Six medical tourists develop Q fever after stem cell therapy in Germany

Six medical tourists catch Q fever after travelling to Germany for a controversial treatment involving injections with sheep cells.

Five Americans and one Canadian came down with an unusual illness after travelling to Germany for a controversial treatment involving injections with sheep cells.

The treatment is not permitted in the United States. Five New York residents received the live cell therapy, often called fresh cell therapy. A week later, they developed fever, fatigue and other symptoms (chill and headaches) of a dangerous bacterial illness called Q fever.

Q fever is a zoonotic disease caused by Coxiella burnetii and is usually transmitted through inhalation of air contaminated with animal excreta. The disease is hard to diagnose as symptoms can vary from patient to patient.

The New York State Department of Health identified Q fever in five patients with exposure to a treatment known as live cell therapy, an alternative medicine practice involving injections of fetal sheep cells, which is a type of xenotransplantation. All five US residents travelled to Germany twice a year to receive this treatment to improve their health and vitality, for five years.

There is no published clinical proof the treatments work, according to the Centers for Disease Control and Prevention. A detailed report identified another medical tourist, from Canada, who had the treatment in Germany at the same time.

The four women and two men ranged in age from 59 to 83. Three of the six recovered. But three others were still experiencing symptoms more than nine months later.

Live or fresh cell therapy involves injecting people with fetal cells from sheep is offered as an anti-aging therapy and as a treatment for conditions ranging from impotence to migraines to liver disease.

Cases in the U.S. are unusual, under 200 a year, and most victims are farmers. It is treated with antibiotics and although U.S. residents rarely die from Q fever; three or four deaths are reported in the worst years.

Live cell therapy is the practice of injecting processed cells from organs or foetuses of sheep into human recipients. It is advertised to treat a variety of health conditions. This practice is unavailable in the United States, as it is not legal there.

The five New York patients were part of a group of 10 to 15 people travelling to the state of Rhineland-Palatinate in Germany to receive intramuscular injections of foetal sheep cells from a German doctor. The Canadian medical tourist was part of another group treated by the same German doctor.

Under International Health Regulations, the Public Health Agency of Canada and the Centers for Disease Control and Prevention notified German authorities in. They found that the ministry of health of the federal state of Rhineland-Palatinate was already investigating an outbreak of human Q fever following foetal sheep cell injections by the German doctor.

The various national authorities continued to investigate and monitor the health of the various victims. All patients were treated with doxycycline after receiving a diagnosis of Q fever.

All six medical tourists chose to receive injections of foetal sheep cells to improve their general health and vitality, and were not told of the risk of Q fever infection before injection.

Paul Niehans developed the treatment of live cell therapy in Switzerland during the 1930s. Practitioners have used organs, glands, and foetuses of multiple species, including sheep, cows, and sharks.

No published clinical evidence supporting therapeutic claims of the treatment known as live cell therapy is available. It is advertised as having anti-aging effects and as a treatment for multiple conditions and diseases (erectile dysfunction, depression, and joint, neurologic, heart, kidney, lung, endocrine, and liver disease). Serious adverse events have been reported, including anaphylaxis, vasculitis, encephalitis, polyradiculitis, clostridial infections, paresis, and death.

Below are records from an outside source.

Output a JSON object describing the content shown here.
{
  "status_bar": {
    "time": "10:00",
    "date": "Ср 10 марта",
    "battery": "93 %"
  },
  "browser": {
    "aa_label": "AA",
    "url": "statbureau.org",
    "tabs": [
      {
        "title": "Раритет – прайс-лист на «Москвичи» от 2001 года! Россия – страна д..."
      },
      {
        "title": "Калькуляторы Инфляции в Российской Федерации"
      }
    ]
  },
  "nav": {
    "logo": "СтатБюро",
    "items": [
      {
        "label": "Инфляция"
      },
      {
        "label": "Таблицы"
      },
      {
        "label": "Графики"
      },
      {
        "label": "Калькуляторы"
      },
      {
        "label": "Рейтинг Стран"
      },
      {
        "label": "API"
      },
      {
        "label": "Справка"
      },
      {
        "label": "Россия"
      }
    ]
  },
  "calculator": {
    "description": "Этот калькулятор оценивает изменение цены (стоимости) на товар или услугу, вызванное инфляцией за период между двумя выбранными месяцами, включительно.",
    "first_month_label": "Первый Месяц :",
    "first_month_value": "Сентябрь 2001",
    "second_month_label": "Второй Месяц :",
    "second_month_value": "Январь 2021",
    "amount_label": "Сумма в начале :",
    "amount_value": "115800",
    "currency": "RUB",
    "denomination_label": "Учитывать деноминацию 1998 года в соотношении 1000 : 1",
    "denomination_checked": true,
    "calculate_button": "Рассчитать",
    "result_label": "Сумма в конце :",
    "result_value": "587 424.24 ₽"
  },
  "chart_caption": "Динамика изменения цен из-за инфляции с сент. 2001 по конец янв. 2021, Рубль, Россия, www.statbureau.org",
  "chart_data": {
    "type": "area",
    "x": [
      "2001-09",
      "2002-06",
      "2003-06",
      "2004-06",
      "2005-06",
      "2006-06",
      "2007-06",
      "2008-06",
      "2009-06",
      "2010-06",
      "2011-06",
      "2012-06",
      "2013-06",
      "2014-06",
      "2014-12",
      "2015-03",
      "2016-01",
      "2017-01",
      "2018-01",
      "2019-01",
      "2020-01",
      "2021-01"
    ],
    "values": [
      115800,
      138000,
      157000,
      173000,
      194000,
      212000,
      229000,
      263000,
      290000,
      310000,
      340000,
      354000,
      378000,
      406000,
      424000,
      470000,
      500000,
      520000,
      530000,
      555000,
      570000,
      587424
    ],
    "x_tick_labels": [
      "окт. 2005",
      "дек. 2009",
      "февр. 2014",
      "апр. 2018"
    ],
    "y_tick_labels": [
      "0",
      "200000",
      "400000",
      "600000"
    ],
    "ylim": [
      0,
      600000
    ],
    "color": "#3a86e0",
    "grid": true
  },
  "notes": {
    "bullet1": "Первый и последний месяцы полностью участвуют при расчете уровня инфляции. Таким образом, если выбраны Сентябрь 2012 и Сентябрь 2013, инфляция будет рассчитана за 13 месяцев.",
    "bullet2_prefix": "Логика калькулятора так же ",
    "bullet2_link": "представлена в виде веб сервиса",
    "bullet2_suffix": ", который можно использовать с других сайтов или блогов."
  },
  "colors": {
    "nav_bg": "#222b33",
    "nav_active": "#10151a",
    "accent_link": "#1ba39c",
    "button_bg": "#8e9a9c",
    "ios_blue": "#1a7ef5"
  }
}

The treatment known as live cell therapy is a type of xenotransplantation when it involves administration of live cells from a nonhuman animal source into a human recipient. Xenotransplantation carries a public health risk for transmission of known and unknown infectious agents from the donor organism to the human recipient and possible recombination or re-assortment to form new pathogens. There is a potential for dissemination of disease from the original recipient to others. For this reason, discussions on safety requirements for xenotransplantation by international and domestic public health agencies continue.

In the United States, the Food and Drug Administration regulates xenotransplantation products and has never approved any live cell therapy. Authorities in Canada have not authorized for sale any xenotransplantation products, nor have any clinical trials that involve xenotransplantation been authorized.

In Germany, xenotransplantation products are regulated under the Medicinal Products Act; but an attempt to ban fresh cell therapy in 1997 was later determined to be null and void because the federal law does not cover drugs manufactured by doctors only for use in their own patients.

This outbreak highlights one of the public health issues associated with stem cell tourism. Although authorities can prevent treatment at home, they cannot stop people going overseas for treatment.

The worry of this case is that, other than self-reporting, no method to identify and check returned stem cell tourists is available. The symptoms and cause were identified only by luck, and if the medical tourists had refused to co-operate with the authorities, the source would not have been identified.